The highs, the lows and making it all work

The clan on the first day of school, 2018. From left, Nathan, Nichole, Michael, Pacey, and in front, Makayla and Bella.

Listed among the most stressful situations people face are the death of a loved one, divorce, moving, loss of a job and imprisonment. But somewhere in the list there has to be getting a kid — not to mention a flock of them — ready for school in September.

Susan Cronin knows about looking at a calendar set to turn and changes coming for a flock of kids. She’s preparing six of them, ranging in age from 18 to 6. Those six are part of the great seasonal migration back to school that numbers 56 million K-12 students and about 20 million college students, according to the National Center for Education Statistics.

The Reporter caught up with Ms. Cronin on the family’s annual camping trip to Montauk, where they spend time in August. She spoke about the challenges of getting children set for another school year, and the financial burden that has to be borne every September to outfit children who were one size in May and a very different size in September.

Her husband, Tom, was taking Nichole, 18, Shelter Island High School Class of 2019, to the State University of New York at New Paltz for her freshman year.

Asked if Nichole was nervous, Ms. Cronin said, “Nervous and excited. It all gets wrapped together.”

But she was more concerned for Pacey and Michael, both 15, who are going into the their sophomore year.

Being sophomores, she was asked, do they now know everything?

“Pretty much,” she said, but admitted she was nervous about the boys’ heavy load of a schedule.

“There are so many different classes, and they don’t have a lunch break,” she said, but the teacher for the mid-day slot has said the students can eat their lunch in class.

Is it too much? “Absolutely,” Ms. Cronin said, speaking of the pressure on youngsters with “Regents and Advanced Regents. I wouldn’t make it as a student today.”

The boys are athletes, so after school they train in cross country and track. In some ways that’s good, Ms. Cronin said, since it frees them from constant studies, but it also adds another structure to their days.

Managing emotions
Pressures on high school students have spiked over the years. In a survey conducted by the New York University College of Nursing, about half of all high school students reported feeling stress on a daily basis, with girls having higher stress levels than boys. School work, college applications and parental expectations were all listed in the survey as causing students to feel pressured.
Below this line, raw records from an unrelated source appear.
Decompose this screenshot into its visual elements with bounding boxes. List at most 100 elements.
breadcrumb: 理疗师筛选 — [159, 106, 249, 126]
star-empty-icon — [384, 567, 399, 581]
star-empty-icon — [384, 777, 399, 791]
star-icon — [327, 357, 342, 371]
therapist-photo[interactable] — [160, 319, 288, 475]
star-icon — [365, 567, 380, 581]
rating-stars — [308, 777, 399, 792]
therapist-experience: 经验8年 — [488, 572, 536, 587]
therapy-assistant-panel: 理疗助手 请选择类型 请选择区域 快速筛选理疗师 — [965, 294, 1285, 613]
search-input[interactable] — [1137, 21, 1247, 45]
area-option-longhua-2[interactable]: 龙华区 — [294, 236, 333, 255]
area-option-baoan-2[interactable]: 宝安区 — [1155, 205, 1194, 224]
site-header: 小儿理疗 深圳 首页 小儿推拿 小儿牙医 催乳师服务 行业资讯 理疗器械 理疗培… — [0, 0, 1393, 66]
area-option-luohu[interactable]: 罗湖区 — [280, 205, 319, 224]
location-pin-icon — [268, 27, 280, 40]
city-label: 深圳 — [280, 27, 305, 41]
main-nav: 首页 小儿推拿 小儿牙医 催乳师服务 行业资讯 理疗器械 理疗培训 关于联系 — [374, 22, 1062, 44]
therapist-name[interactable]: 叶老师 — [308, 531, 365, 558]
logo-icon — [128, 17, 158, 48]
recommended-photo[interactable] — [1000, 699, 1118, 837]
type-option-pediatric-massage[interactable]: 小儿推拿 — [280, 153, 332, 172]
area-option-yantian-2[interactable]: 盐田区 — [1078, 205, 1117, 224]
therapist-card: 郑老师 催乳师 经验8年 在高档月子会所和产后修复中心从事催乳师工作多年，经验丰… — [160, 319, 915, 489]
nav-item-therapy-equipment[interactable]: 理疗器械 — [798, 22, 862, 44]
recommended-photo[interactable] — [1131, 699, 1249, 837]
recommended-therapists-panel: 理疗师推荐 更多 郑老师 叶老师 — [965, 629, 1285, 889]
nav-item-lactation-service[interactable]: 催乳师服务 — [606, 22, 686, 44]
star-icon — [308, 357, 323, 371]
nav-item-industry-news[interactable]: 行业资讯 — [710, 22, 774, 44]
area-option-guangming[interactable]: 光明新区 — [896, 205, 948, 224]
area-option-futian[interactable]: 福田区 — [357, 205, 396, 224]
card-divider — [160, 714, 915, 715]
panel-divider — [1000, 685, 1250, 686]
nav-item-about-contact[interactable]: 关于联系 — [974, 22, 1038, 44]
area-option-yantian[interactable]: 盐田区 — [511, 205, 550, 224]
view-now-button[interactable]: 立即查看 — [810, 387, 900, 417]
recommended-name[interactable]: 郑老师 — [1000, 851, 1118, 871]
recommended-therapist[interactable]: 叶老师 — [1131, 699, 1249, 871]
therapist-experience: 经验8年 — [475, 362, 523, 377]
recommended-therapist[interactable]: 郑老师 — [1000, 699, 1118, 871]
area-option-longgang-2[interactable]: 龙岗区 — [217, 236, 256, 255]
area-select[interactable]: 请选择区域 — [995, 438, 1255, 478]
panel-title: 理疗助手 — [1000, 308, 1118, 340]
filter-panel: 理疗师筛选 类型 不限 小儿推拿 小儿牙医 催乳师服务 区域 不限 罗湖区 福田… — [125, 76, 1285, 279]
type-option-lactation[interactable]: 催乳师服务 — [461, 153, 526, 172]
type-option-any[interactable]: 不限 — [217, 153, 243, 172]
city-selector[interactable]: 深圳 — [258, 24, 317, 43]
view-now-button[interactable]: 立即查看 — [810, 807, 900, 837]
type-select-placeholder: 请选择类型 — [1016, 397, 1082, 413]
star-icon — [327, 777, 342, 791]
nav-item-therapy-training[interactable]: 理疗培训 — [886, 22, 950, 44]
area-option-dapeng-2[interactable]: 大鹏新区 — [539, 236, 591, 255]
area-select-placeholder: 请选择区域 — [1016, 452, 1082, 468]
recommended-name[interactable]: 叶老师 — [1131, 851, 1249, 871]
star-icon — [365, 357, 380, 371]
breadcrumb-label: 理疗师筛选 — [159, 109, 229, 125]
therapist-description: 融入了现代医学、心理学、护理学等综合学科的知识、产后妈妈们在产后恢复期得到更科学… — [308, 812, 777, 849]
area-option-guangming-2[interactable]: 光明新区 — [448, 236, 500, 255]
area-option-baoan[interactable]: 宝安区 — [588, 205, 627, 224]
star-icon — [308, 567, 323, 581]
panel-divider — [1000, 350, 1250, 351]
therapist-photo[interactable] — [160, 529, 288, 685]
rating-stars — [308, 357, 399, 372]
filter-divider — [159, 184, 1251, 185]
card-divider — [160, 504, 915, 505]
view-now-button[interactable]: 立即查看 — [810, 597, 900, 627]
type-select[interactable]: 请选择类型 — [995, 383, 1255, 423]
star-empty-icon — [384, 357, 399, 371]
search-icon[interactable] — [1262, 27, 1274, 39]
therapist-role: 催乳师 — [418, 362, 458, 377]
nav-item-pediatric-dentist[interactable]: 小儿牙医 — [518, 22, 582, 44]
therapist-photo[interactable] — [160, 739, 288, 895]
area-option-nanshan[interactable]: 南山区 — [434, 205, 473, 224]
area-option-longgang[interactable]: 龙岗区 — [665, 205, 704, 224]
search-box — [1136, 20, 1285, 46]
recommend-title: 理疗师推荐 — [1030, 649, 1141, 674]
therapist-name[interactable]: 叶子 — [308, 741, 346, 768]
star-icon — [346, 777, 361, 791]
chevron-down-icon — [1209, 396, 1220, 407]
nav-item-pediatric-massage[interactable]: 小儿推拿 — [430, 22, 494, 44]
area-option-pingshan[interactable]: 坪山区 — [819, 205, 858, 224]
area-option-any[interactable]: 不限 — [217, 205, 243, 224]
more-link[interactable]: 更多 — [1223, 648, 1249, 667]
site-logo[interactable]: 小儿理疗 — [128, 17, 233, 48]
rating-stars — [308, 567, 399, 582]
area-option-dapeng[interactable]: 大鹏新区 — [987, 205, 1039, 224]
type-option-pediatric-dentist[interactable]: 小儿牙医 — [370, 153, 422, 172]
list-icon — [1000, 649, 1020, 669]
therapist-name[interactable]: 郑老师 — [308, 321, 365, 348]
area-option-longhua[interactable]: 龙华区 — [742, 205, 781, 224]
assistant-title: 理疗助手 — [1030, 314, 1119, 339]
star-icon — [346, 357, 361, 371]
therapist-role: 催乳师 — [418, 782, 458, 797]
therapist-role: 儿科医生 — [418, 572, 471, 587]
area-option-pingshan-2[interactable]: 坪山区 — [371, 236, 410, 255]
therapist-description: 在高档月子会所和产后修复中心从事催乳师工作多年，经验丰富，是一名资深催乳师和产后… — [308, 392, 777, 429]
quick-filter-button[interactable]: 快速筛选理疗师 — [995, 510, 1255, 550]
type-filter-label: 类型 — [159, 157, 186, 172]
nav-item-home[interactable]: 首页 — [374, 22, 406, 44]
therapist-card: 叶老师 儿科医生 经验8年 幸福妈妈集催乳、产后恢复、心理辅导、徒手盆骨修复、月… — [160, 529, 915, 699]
Nathan, 12, going into the 7th grade, is not altogether pleased about it, Ms. Cronin said. “He’s my one anti-school child,” she added.

She said she’s sympathetic, to a point, with her 12-year-old, but then there comes a time “when you have to be a parent,” and say it’s time for school and you have to get with the program.

Makayla, 9, is entering the 4th grade, and it’s a real transition for her, Ms. Cronin said, since at this age and grade-level, “they’re not babies anymore.”

Also, Makayla is nervous, the same as many children who have only known one or two teachers and now will be in a class with a new person.

“She had Ms. Eklund and Ms. Knipfing and absolutely loved both of them,” Ms. Cronin said.

She’s encouraging Makayla by letting her know that her new teacher, Claire Read, will be someone she’ll look forward to seeing in class and come to admire.

“I’m very excited about it,” Ms. Cronin said, “ since I’ve known Claire since she was a baby.”

The same sense of nervous anticipation goes for Bella, 5, moving up to kindergarten, and her mom is also thrilled at the teacher, Natalie Regan, who will be instructing her youngest.

“I’m thrilled she’s an excellent teacher for kindergarten, which is so important,” she said.

Money matters
Changing gears for the children’s schedules and the expense of back-to-school shopping isn’t as easy as preparing them for new situations at school, she said. The expense is daunting, but one advantage of a large family is hand-me-downs, and the children will only get new clothes and sneakers “on an as-needed basis,” Ms. Cronin said.

If shoes are worn out, they will be replaced and “if backpacks blow out, you’ll get a new one,” she’s told the kids. “It was so much easier when there was only three of them.”

But exceptions have to be made. For little girls, she said, backpacks aren’t so much about durability and space, but design. “They love to show off their new, back-to-school backpacks, and that means they have to be pretty, with emojis and mermaids.”

So the two little girls got new backpacks.

A season of change
Switching a child’s sleeping and waking schedules is another challenge that takes time to work out. Getting the clan to school on time when the year starts begins with a rule: “Everyone in the van at 7:50,” she said, and the kids who aren’t in the van by 7:50 will hear it from the others.

There was a plan to get the kids into bed at a certain time a week before school opens so they’ll get used to early-to-bed and early-to-rise. But the best-laid plans went seriously astray. “There we are, it’s a summer night and we’re having fun and it’s 10 o’clock before you know it.”

The result will be “the night before school they’ll be in bed early, awake, eyes wide open.”

How will her schedule change?

“Spring cleaning happens in our house in the fall,” Ms. Cronin said. “I’m already planning whose closets I’m going to tear apart and which toy bins will be purged. And Tom and I can enjoy our lunch dates alone again.”